Nie lubię bawić się we wróżbitę, ale sądzę, że nikt nie jest w stanie pożyczać pieniędzy, nie mogąc ich spłacić. Zawsze przyjdzie dzień, kiedy nasz dług nas dopadnie. To właśnie dzieje się teraz w niektórych krajach, na przykład na Cyprze. Kraj nie był już w stanie opłacać swoich należności, więc zabrał pieniądze obywatelom. Ale Stany Zjednoczone wcale nie są dużo lepsze. Drukowanie pieniędzy pobudza gospodarkę, ale kiedyś przyjdzie nam za to zapłacić – prędzej czy później.

Więc sądzi pan, że najgorsze jeszcze przed nami?

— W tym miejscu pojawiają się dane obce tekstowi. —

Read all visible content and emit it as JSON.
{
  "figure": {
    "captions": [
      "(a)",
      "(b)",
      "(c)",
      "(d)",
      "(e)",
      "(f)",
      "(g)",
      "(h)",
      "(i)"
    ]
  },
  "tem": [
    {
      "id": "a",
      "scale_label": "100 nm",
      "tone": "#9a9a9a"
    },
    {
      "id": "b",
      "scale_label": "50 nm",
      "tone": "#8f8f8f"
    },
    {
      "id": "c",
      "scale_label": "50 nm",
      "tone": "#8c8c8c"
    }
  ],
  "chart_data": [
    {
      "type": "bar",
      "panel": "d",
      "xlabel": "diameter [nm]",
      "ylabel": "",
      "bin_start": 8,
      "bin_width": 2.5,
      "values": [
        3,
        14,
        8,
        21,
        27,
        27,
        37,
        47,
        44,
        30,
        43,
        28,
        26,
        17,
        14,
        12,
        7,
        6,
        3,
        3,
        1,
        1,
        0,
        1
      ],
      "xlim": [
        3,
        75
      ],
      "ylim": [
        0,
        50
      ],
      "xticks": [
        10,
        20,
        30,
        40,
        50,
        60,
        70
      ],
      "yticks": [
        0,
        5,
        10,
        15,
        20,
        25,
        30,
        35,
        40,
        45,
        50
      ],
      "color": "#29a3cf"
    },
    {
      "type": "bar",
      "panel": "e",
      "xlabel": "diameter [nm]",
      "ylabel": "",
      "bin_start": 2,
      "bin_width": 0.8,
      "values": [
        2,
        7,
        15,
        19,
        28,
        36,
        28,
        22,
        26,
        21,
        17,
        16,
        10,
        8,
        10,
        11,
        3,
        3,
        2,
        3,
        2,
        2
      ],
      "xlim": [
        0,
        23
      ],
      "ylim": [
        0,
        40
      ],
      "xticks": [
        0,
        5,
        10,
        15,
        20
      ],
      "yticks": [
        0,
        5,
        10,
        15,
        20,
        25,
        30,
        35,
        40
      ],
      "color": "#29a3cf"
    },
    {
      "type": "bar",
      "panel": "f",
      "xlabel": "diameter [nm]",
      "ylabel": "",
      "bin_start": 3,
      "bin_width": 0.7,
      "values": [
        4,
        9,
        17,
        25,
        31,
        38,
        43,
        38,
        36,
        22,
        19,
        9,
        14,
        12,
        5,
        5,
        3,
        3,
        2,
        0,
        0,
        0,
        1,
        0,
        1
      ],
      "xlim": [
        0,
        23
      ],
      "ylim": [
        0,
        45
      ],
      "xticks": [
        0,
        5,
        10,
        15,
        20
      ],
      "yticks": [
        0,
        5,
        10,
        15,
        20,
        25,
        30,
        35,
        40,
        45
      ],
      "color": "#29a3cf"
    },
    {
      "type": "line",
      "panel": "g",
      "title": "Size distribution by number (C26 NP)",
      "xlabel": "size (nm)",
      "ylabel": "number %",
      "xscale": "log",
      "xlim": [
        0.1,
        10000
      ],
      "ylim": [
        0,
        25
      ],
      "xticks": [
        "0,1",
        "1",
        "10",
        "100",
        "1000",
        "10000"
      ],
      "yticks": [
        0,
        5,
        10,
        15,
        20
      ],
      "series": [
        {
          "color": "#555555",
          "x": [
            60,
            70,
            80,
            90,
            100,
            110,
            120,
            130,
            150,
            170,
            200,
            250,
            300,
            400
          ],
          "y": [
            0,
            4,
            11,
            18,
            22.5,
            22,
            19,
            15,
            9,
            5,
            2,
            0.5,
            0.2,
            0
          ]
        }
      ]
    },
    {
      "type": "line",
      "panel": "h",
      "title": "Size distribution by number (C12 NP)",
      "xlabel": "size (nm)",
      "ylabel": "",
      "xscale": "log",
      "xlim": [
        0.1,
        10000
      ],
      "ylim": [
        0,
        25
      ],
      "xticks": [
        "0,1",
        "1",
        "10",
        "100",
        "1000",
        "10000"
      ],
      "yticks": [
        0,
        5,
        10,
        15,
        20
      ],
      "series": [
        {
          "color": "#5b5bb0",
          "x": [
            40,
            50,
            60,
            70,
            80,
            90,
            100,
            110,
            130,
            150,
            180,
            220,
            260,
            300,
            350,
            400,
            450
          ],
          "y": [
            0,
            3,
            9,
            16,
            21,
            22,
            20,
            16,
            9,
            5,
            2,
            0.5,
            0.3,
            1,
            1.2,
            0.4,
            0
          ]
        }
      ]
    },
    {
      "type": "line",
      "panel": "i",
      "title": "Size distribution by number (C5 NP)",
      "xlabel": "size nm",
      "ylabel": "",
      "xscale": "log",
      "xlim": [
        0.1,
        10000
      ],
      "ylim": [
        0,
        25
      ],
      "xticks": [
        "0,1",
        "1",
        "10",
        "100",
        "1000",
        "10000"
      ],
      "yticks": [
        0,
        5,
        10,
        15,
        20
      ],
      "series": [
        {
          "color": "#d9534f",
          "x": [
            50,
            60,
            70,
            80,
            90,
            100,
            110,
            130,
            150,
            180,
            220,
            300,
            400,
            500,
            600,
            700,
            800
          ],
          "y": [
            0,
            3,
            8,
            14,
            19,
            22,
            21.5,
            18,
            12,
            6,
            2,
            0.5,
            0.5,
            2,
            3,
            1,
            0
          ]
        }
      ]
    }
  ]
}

Będziemy obserwować wzloty i upadki, ale wydaje mi się, że w pewnym momencie będzie musiał nastąpić jakiś ostateczny rozrachunek. Więc ludzie powinni zrozumieć, że muszą sami zadbać o swoje finanse, bo nie mogą polegać na rządzie. Rząd jest bardzo dobry w pomocy ludziom na minimalnym poziomie – ludziom głodującym na ulicy, nie będącym w stanie samodzielnie przeżyć. Ale nie powinniśmy z jego strony liczyć na dużo więcej – nie możemy od rządu oczekiwać życia na wysokim poziomie, o to musimy zadbać sami. Musimy podjąć decyzję o tym, że chcemy aby nasze życie było lepsze i zrobić wszystko, co nas do tego doprowadzi.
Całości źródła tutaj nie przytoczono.